Your average doctor goes through four intense years of medical school and then somewhere between three and five years of grueling residency to become an expert at diagnosing and treating illness. When she puts the stethoscope to your chest, listens to you cough, and tells you what's making you sick, she's basing her diagnosis on at least a decade of experience and training. And, as Dr. Udantha Abeyratne at Australia's University of Queensland is discovering, your cell phone is getting closer and closer to being able to do just as good a job.
One disease that's particularly hard for human doctors to diagnose is pneumonia; even highly trained specialists looking at X-ray images can disagree about whether it's pneumonia or something else that's making a patient cough. For community healthcare workers in poor countries who lack advanced training and expensive equipment, accurately diagnosing pneumonia can be impossible - but it's one of the common reasons kids come to them with a cough. In fact, the World Health Organization guidelines suggest that if children come in complaining of a cough and are taking more than a certain number of breaths a minute, healthcare workers should just go ahead and treat them for pneumonia. It's an understandable precaution; a million kids die every year of pneumonia.
For children who actually have pneumonia, this is great; they get the medicine they need quickly. But for clinics using the WHO guidelines, as many as 80% of the kids diagnosed with pneumonia actually have other diseases that cause coughing and quick breathing, including (but not limited to) malaria, asthma, diphtheria, and tuberculosis. A kid with one of those diseases who gets treated for pneumonia isn't just being treated for a disease she doesn't have; she's also not being treated for a disease she does have - and she'll continue to get sicker until somebody realizes what's going on. Not only that, but taking antibiotics for a disease you don't have helps bacteria grow more resistant to those antibiotics. Approximately 700,000 people already die from antibiotic-resistant infections every year - and by 2050, the annual death toll could be as high as 10 million.

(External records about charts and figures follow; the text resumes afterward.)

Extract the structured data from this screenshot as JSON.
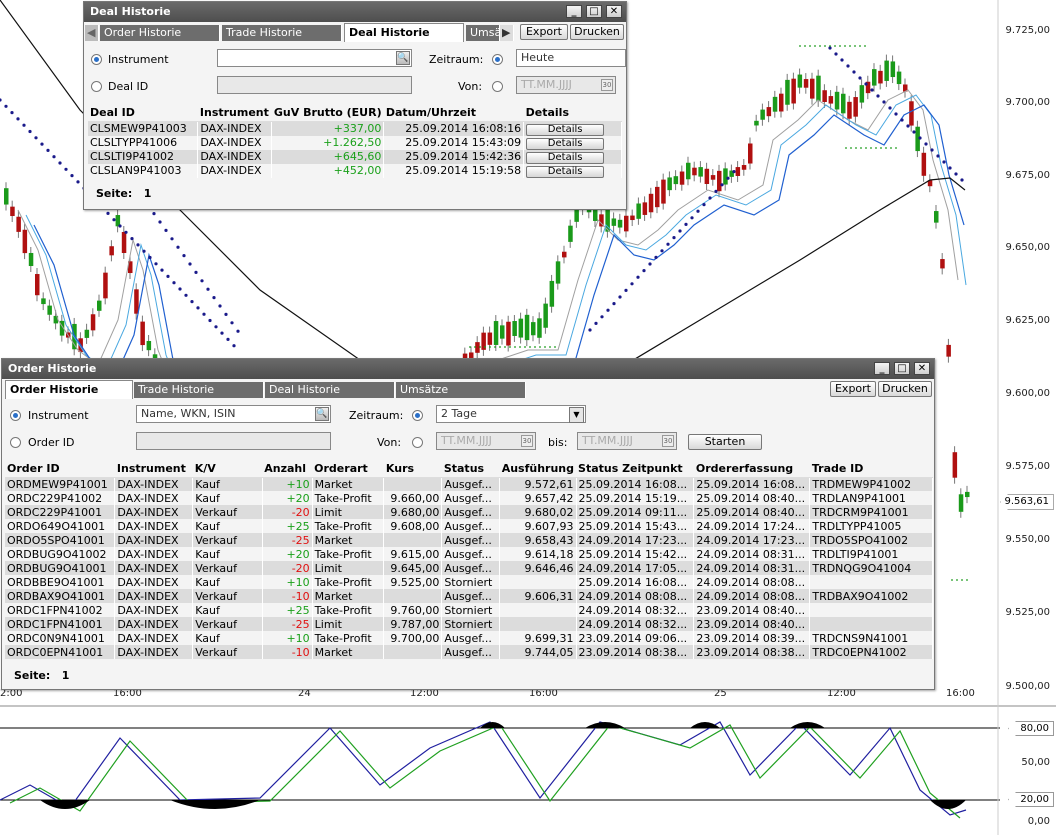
{
  "chart": {
    "price_axis": [
      "9.725,00",
      "9.700,00",
      "9.675,00",
      "9.650,00",
      "9.625,00",
      "9.600,00",
      "9.575,00",
      "9.550,00",
      "9.525,00",
      "9.500,00"
    ],
    "current_price": "9.563,61",
    "time_axis": [
      "2:00",
      "16:00",
      "24",
      "12:00",
      "16:00",
      "25",
      "12:00",
      "16:00"
    ],
    "osc_levels": [
      "80,00",
      "50,00",
      "20,00",
      "0,00"
    ],
    "colors": {
      "bull": "#1a9a1a",
      "bear": "#b01010",
      "psar": "#1a1a8a",
      "ma_black": "#111111",
      "ma_blue": "#2060d0",
      "ma_light": "#4aa8e0",
      "ma_gray": "#a0a0a0",
      "osc_blue": "#2020a0",
      "osc_green": "#20a020"
    }
  },
  "deal_window": {
    "title": "Deal Historie",
    "tabs": [
      "Order Historie",
      "Trade Historie",
      "Deal Historie",
      "Umsä"
    ],
    "export": "Export",
    "print": "Drucken",
    "radio_instrument": "Instrument",
    "radio_deal_id": "Deal ID",
    "zeitraum_label": "Zeitraum:",
    "zeitraum_value": "Heute",
    "von_label": "Von:",
    "date_placeholder": "TT.MM.JJJJ",
    "columns": [
      "Deal ID",
      "Instrument",
      "GuV Brutto (EUR)",
      "Datum/Uhrzeit",
      "Details"
    ],
    "rows": [
      {
        "id": "CLSMEW9P41003",
        "instrument": "DAX-INDEX",
        "guv": "+337,00",
        "datum": "25.09.2014 16:08:16",
        "details": "Details"
      },
      {
        "id": "CLSLTYPP41006",
        "instrument": "DAX-INDEX",
        "guv": "+1.262,50",
        "datum": "25.09.2014 15:43:09",
        "details": "Details"
      },
      {
        "id": "CLSLTI9P41002",
        "instrument": "DAX-INDEX",
        "guv": "+645,60",
        "datum": "25.09.2014 15:42:36",
        "details": "Details"
      },
      {
        "id": "CLSLAN9P41003",
        "instrument": "DAX-INDEX",
        "guv": "+452,00",
        "datum": "25.09.2014 15:19:58",
        "details": "Details"
      }
    ],
    "seite_label": "Seite:",
    "seite_value": "1"
  },
  "order_window": {
    "title": "Order Historie",
    "tabs": [
      "Order Historie",
      "Trade Historie",
      "Deal Historie",
      "Umsätze"
    ],
    "export": "Export",
    "print": "Drucken",
    "radio_instrument": "Instrument",
    "radio_order_id": "Order ID",
    "search_placeholder": "Name, WKN, ISIN",
    "zeitraum_label": "Zeitraum:",
    "zeitraum_value": "2 Tage",
    "von_label": "Von:",
    "bis_label": "bis:",
    "date_placeholder": "TT.MM.JJJJ",
    "start_button": "Starten",
    "columns": [
      "Order ID",
      "Instrument",
      "K/V",
      "Anzahl",
      "Orderart",
      "Kurs",
      "Status",
      "Ausführung",
      "Status Zeitpunkt",
      "Ordererfassung",
      "Trade ID"
    ],
    "rows": [
      {
        "id": "ORDMEW9P41001",
        "inst": "DAX-INDEX",
        "kv": "Kauf",
        "anz": "+10",
        "art": "Market",
        "kurs": "",
        "status": "Ausgef...",
        "ausf": "9.572,61",
        "szeit": "25.09.2014 16:08...",
        "erf": "25.09.2014 16:08...",
        "trade": "TRDMEW9P41002"
      },
      {
        "id": "ORDC229P41002",
        "inst": "DAX-INDEX",
        "kv": "Kauf",
        "anz": "+20",
        "art": "Take-Profit",
        "kurs": "9.660,00",
        "status": "Ausgef...",
        "ausf": "9.657,42",
        "szeit": "25.09.2014 15:19...",
        "erf": "25.09.2014 08:40...",
        "trade": "TRDLAN9P41001"
      },
      {
        "id": "ORDC229P41001",
        "inst": "DAX-INDEX",
        "kv": "Verkauf",
        "anz": "-20",
        "art": "Limit",
        "kurs": "9.680,00",
        "status": "Ausgef...",
        "ausf": "9.680,02",
        "szeit": "25.09.2014 09:11...",
        "erf": "25.09.2014 08:40...",
        "trade": "TRDCRM9P41001"
      },
      {
        "id": "ORDO649O41001",
        "inst": "DAX-INDEX",
        "kv": "Kauf",
        "anz": "+25",
        "art": "Take-Profit",
        "kurs": "9.608,00",
        "status": "Ausgef...",
        "ausf": "9.607,93",
        "szeit": "25.09.2014 15:43...",
        "erf": "24.09.2014 17:24...",
        "trade": "TRDLTYPP41005"
      },
      {
        "id": "ORDO5SPO41001",
        "inst": "DAX-INDEX",
        "kv": "Verkauf",
        "anz": "-25",
        "art": "Market",
        "kurs": "",
        "status": "Ausgef...",
        "ausf": "9.658,43",
        "szeit": "24.09.2014 17:23...",
        "erf": "24.09.2014 17:23...",
        "trade": "TRDO5SPO41002"
      },
      {
        "id": "ORDBUG9O41002",
        "inst": "DAX-INDEX",
        "kv": "Kauf",
        "anz": "+20",
        "art": "Take-Profit",
        "kurs": "9.615,00",
        "status": "Ausgef...",
        "ausf": "9.614,18",
        "szeit": "25.09.2014 15:42...",
        "erf": "24.09.2014 08:31...",
        "trade": "TRDLTI9P41001"
      },
      {
        "id": "ORDBUG9O41001",
        "inst": "DAX-INDEX",
        "kv": "Verkauf",
        "anz": "-20",
        "art": "Limit",
        "kurs": "9.645,00",
        "status": "Ausgef...",
        "ausf": "9.646,46",
        "szeit": "24.09.2014 17:05...",
        "erf": "24.09.2014 08:31...",
        "trade": "TRDNQG9O41004"
      },
      {
        "id": "ORDBBE9O41001",
        "inst": "DAX-INDEX",
        "kv": "Kauf",
        "anz": "+10",
        "art": "Take-Profit",
        "kurs": "9.525,00",
        "status": "Storniert",
        "ausf": "",
        "szeit": "25.09.2014 16:08...",
        "erf": "24.09.2014 08:08...",
        "trade": ""
      },
      {
        "id": "ORDBAX9O41001",
        "inst": "DAX-INDEX",
        "kv": "Verkauf",
        "anz": "-10",
        "art": "Market",
        "kurs": "",
        "status": "Ausgef...",
        "ausf": "9.606,31",
        "szeit": "24.09.2014 08:08...",
        "erf": "24.09.2014 08:08...",
        "trade": "TRDBAX9O41002"
      },
      {
        "id": "ORDC1FPN41002",
        "inst": "DAX-INDEX",
        "kv": "Kauf",
        "anz": "+25",
        "art": "Take-Profit",
        "kurs": "9.760,00",
        "status": "Storniert",
        "ausf": "",
        "szeit": "24.09.2014 08:32...",
        "erf": "23.09.2014 08:40...",
        "trade": ""
      },
      {
        "id": "ORDC1FPN41001",
        "inst": "DAX-INDEX",
        "kv": "Verkauf",
        "anz": "-25",
        "art": "Limit",
        "kurs": "9.787,00",
        "status": "Storniert",
        "ausf": "",
        "szeit": "24.09.2014 08:32...",
        "erf": "23.09.2014 08:40...",
        "trade": ""
      },
      {
        "id": "ORDC0N9N41001",
        "inst": "DAX-INDEX",
        "kv": "Kauf",
        "anz": "+10",
        "art": "Take-Profit",
        "kurs": "9.700,00",
        "status": "Ausgef...",
        "ausf": "9.699,31",
        "szeit": "23.09.2014 09:06...",
        "erf": "23.09.2014 08:39...",
        "trade": "TRDCNS9N41001"
      },
      {
        "id": "ORDC0EPN41001",
        "inst": "DAX-INDEX",
        "kv": "Verkauf",
        "anz": "-10",
        "art": "Market",
        "kurs": "",
        "status": "Ausgef...",
        "ausf": "9.744,05",
        "szeit": "23.09.2014 08:38...",
        "erf": "23.09.2014 08:38...",
        "trade": "TRDC0EPN41002"
      }
    ],
    "seite_label": "Seite:",
    "seite_value": "1"
  }
}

Dr. Abeyratne is not an expert in pneumonia; he's an expert in medical instrumentation and diagnostic technologies, especially those based on acoustical analysis, and for many years he's been working on diagnosing sleep apnea. He knew that a regular snore and a snore caused by sleep apnea sound very slightly different - different enough that he had developed a tool that a computer could use to diagnose sleep apnea by analyzing the sound of snoring. When he learned about the challenges diagnosing pneumonia presented, he wondered: could a computer tell the difference between a pneumonia cough and other kinds of coughs? In 2009, when we issued a Grand Challenges Explorations call for proposals to develop inexpensive diagnostics for priority health conditions, with a specific need for ideas that included complex signature analysis for pneumonia using respiratory acoustics, he came to us with a hypothesis that it could. He won the grant, along with 39 others from a total of 8 countries, and got to work.
Partnering with a hospital in Indonesia, he collected recordings of the coughs of 160 kids with pneumonia, bronchiolitis, bronchitis, asthma, and other respiratory diseases. When he analyzed the audio with a computer algorithm he developed with his team, he found that pneumonia coughs and non-pneumonia coughs do sound different: In pneumonia, tiny air sacs in the lung are filled with fluids, and that causes certain changes to your coughing. Meanwhile, in asthma, for example, often diagnosed in remote regions as pneumonia, tiny airways in the lungs constrict, which causes different changes to your coughing. The difference between the two kinds of cough is subtle enough that only very well-trained human ears can perceive it, but it's easier for a computer to detect.
Once Dr. Abeyratne's grant at the foundation was finished in 2011, the University of Queensland stepped in with support, and he continued to refine his algorithm until it diagnosed pneumonia much more accurately than someone using just the WHO guidelines. With the support of hospitals in Western Australia, he and his team expanded the algorithm so that it could diagnose not just pneumonia but also bronchiolitis, asthma, croup, COPD, and other respiratory diseases. They then created a smartphone-based diagnostic test, ResApp, which recently received regulatory approval for the European Union; a US FDA application is pending.
As time goes on, it seems like there are more and more mobile phone apps designed to do completely unnecessary things. Nobody needs an easier way to put cat ears on their digital photos. But alongside the useless apps, there are some that are incredibly important. Thanks in part to Dr. Abeyratne's work, someday soon this could include apps for making sure that kids in places that lack experienced doctors get treated for the right illness.